Inverters vs. central battery: what's the real difference?

Two flavors of centralized emergency power, one decision for the project.

Emergency lighting inverters produce AC on battery backup so normal-voltage fixtures can run unmodified. Central battery systems produce low-voltage DC that emergency-capable fixtures run on directly. Each has a use case.

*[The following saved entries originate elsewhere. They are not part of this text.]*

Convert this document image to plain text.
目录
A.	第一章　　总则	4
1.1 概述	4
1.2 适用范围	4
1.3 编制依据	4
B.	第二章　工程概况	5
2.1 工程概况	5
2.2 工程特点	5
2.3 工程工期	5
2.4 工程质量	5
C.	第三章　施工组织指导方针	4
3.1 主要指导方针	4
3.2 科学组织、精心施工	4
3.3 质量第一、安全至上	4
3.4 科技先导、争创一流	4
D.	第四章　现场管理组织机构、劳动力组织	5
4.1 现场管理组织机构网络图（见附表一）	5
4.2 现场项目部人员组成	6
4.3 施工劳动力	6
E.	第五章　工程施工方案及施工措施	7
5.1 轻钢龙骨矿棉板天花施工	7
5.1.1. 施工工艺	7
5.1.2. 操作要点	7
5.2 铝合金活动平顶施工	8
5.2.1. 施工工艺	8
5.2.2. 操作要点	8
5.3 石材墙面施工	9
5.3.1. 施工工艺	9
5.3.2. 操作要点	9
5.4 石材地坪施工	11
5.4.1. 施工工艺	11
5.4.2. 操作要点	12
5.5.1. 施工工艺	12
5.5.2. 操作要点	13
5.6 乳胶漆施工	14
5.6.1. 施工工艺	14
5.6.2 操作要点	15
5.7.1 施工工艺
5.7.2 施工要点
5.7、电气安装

Emergency lighting inverters

An inverter sits between the utility feed and a dedicated emergency branch circuit. When AC fails, the inverter powers the branch from its internal battery, keeping the AC voltage on for a 90-minute emergency duration. Standard AC luminaires on that branch operate normally during an outage.

Pros

  • Any standard 120/277V luminaire can be on the emergency circuit — no special fixtures needed
  • No new low-voltage DC wiring required
  • Easy to retrofit into an existing lighting design

Cons

  • Higher energy losses (AC→DC→AC round-trip)
  • Larger battery required for the same emergency runtime compared to a DC central battery
  • Inverter is a bigger single point of failure than a DC distribution panel
  • Typically no per-fixture monitoring

Central battery (Sage approach)

A central battery produces low-voltage DC (typically 24V or 48V) and distributes it to emergency-capable fixtures over low-voltage wiring. Each fixture has an internal driver or ELC module that accepts both AC (normal) and DC (emergency).

Pros

  • No inversion losses — DC fixtures on DC feed is maximally efficient
  • Smaller battery for the same runtime
  • Per-fixture addressable monitoring (Sage Live™) — know exactly which fixture failed its self-test
  • Battery lasts longer because it's cycled less often
  • Cleaner fault isolation — one fixture failure doesn't affect others

Cons

  • Emergency-capable fixtures (or ELC modules) are required throughout
  • New low-voltage wiring needs to be included in the design
  • Slightly higher upfront infrastructure planning

Sage's stance

Central battery is Sage's anchor architecture. For projects bigger than a small retrofit, DC central battery is more efficient, more reliable long-term, and enables the monitoring and per-fixture visibility that specifiers increasingly require. Sage's Keystone, Volta, and Olympus are the DC central battery backbone; inverters are a competitor approach and not part of the Sage line.